The Giants of the Land
The biblical tradition connects the Nephilim to several named races of giants inhabiting Canaan and its surroundings. The Anakim, descendants of Anak, dwelt in Hebron and were so tall the scouts felt like insects before them. The Rephaim, whose name may mean "shades," inhabited Transjordan and were associated with the dead. The Valley of Rephaim near Jerusalem preserved their memory in the landscape itself.
Og king of Bashan, the last of the Rephaim, ruled sixty fortified cities. His iron bedstead, preserved in Rabbah of the Ammonites, measured nine cubits by four: over thirteen feet long. Deuteronomy records the systematic defeat of these peoples, and Joshua notes that while the Anakim were cut off from the hill country, "in Gaza, in Gath, and in Ashdod some remained," placing the surviving giants in Philistine territory and connecting them to the later tradition of Goliath from Gath.
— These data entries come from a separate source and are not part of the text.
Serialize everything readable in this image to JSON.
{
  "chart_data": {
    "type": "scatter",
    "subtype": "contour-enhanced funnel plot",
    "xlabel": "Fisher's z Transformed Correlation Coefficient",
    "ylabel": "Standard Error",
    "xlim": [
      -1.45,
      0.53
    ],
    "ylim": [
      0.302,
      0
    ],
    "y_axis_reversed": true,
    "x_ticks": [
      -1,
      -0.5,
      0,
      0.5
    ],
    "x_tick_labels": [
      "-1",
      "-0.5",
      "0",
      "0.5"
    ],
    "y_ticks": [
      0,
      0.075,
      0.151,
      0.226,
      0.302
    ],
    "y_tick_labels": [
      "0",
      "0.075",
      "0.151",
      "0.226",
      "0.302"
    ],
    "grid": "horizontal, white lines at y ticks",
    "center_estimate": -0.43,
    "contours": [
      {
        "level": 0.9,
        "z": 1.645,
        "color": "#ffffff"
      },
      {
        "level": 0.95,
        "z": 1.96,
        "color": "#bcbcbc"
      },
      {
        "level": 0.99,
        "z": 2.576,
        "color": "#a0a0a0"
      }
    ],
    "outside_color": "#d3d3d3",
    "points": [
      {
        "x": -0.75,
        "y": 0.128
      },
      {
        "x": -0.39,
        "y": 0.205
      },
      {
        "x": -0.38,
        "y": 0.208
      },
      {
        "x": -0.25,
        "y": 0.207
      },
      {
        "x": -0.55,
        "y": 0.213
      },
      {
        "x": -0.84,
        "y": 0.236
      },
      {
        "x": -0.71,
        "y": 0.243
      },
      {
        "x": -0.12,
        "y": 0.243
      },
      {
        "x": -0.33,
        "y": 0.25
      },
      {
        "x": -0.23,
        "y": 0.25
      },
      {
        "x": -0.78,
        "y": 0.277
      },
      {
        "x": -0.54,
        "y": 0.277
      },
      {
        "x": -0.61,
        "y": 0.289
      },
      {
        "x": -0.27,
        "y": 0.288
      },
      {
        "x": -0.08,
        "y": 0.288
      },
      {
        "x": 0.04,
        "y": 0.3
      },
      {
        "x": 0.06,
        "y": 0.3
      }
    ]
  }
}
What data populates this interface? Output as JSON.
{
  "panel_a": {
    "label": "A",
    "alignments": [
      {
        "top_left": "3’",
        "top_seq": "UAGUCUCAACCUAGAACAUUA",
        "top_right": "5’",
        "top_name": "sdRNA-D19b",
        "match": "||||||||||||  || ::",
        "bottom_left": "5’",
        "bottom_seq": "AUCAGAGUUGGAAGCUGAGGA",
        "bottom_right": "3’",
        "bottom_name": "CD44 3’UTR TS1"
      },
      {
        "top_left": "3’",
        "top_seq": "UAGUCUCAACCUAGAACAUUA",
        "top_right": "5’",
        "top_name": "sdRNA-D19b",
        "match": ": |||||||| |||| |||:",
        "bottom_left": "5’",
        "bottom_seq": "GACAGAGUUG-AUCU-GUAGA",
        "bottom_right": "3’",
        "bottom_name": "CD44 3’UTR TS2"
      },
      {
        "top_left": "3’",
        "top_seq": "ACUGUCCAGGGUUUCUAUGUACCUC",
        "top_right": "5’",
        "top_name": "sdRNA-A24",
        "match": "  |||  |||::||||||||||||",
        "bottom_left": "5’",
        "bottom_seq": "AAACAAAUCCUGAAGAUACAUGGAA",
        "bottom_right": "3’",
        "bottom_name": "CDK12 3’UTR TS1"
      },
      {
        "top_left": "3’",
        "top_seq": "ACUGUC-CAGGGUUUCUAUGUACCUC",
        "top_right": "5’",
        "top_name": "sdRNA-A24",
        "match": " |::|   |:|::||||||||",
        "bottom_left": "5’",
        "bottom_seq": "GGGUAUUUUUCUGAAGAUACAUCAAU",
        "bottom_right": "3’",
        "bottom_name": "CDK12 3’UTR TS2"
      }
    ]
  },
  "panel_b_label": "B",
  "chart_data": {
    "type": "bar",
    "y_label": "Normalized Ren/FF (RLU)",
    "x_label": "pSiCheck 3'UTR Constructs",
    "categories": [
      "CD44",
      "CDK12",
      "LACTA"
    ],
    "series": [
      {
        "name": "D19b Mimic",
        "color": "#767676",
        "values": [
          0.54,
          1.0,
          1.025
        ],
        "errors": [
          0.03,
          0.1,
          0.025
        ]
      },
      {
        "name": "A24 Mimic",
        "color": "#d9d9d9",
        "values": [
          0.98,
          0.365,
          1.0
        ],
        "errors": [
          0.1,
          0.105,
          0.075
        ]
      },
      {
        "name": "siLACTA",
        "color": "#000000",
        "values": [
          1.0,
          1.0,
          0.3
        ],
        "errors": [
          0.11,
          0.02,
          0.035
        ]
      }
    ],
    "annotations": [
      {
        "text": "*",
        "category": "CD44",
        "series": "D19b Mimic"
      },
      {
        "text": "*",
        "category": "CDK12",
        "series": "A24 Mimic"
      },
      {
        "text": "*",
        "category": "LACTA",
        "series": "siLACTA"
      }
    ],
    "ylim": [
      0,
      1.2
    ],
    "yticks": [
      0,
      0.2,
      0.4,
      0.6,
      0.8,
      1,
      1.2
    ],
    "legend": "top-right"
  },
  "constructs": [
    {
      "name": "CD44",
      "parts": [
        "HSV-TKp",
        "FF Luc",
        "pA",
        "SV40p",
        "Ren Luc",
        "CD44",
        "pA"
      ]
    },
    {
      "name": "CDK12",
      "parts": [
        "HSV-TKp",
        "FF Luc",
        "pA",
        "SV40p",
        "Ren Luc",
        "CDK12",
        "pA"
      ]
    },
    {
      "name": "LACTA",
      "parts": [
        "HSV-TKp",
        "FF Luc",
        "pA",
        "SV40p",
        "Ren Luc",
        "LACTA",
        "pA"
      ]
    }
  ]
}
Nephilim in Rabbinic Tradition
Rabbinic literature preserves multiple traditions about the Nephilim. The Babylonian Talmud discusses Azazel in the context of the Yom Kippur scapegoat ritual, connecting the desert ceremony to the imprisoned Watcher. Targum Pseudo-Jonathan identifies the Nephilim with Shamhazai and Azael. Genesis Rabbah records the opinion that the "sons of God" were sons of judges (elohim as a title for judges, as in Exodus 21:6), offering a human rather than angelic reading of the primordial transgression.
Midrashic sources describe the Nephilim's enormous appetite, consuming a thousand camels and a thousand oxen daily, and their insatiable violence that left God no choice but the Flood. Rashi interpreted the name simply as "fallen ones" who fell and caused the world to fall. Nachmanides accepted the angelic reading, arguing that the bene elohim were heavenly beings who materialized in physical form.